At New-AksHciNetworkSetting I usually add settings for -ipAddressPrefix, -gateway, -dnsServers like its documented here: https://learn.microsoft.com/en-us/azure/aks/hybrid/kubernetes-walkthrough-powershell#step-2-create-a-virtual-network Otherwise I don't have any connectivity to other networks or Internet. May that's the missing thing to get it working.

OEI-Cgray commented 2 days ago

@Elektronenvolt that's for a static IP setup. The existing powershell process that's failing the download is running using the OS's current DNS servers. These servers do have unrestricted outgoing internet access, and I've checked the firewall to ensure it's not blocking anything due to any of it's internal threat protection mechanisms.

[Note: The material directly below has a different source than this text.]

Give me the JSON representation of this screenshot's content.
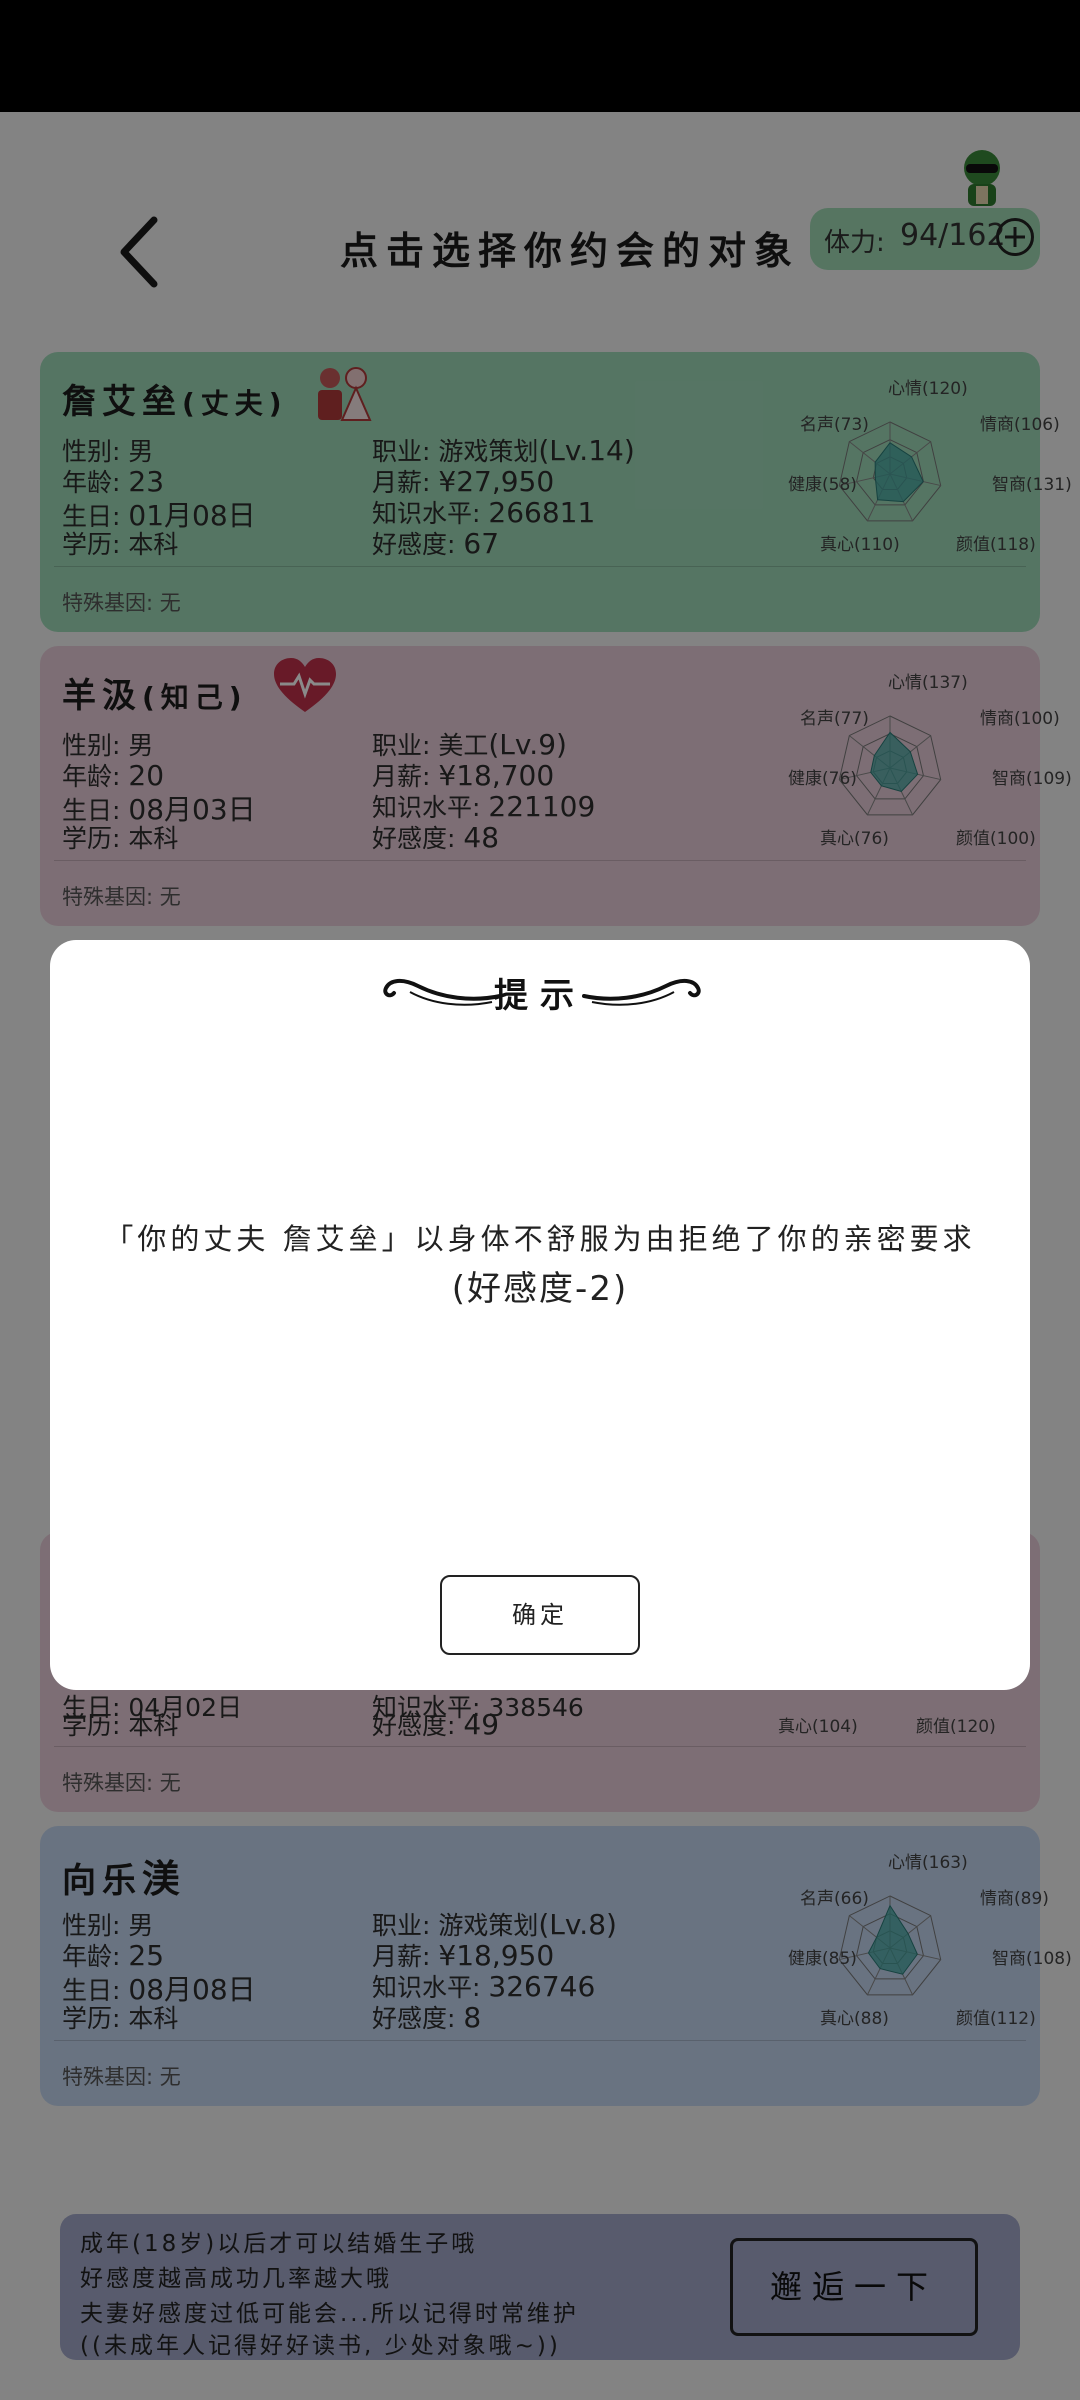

https://learn.microsoft.com/en-us/azure/aks/hybrid/reference/ps/new-akshcinetworksetting#deploy-with-a-dhcp-environment-and-a-vlan

Elektronenvolt commented 1 day ago

Ok, I'll try the offline mode on one of my test setups - can combine it with a few other topics. But, try offline and offsite. https://learn.microsoft.com/en-us/azure/aks/hybrid/offline-download-22h2#use-offline-download-to-install-offsite You can download the images somewhere else and then copy the image to the stagingshare. It would be interesting if this works.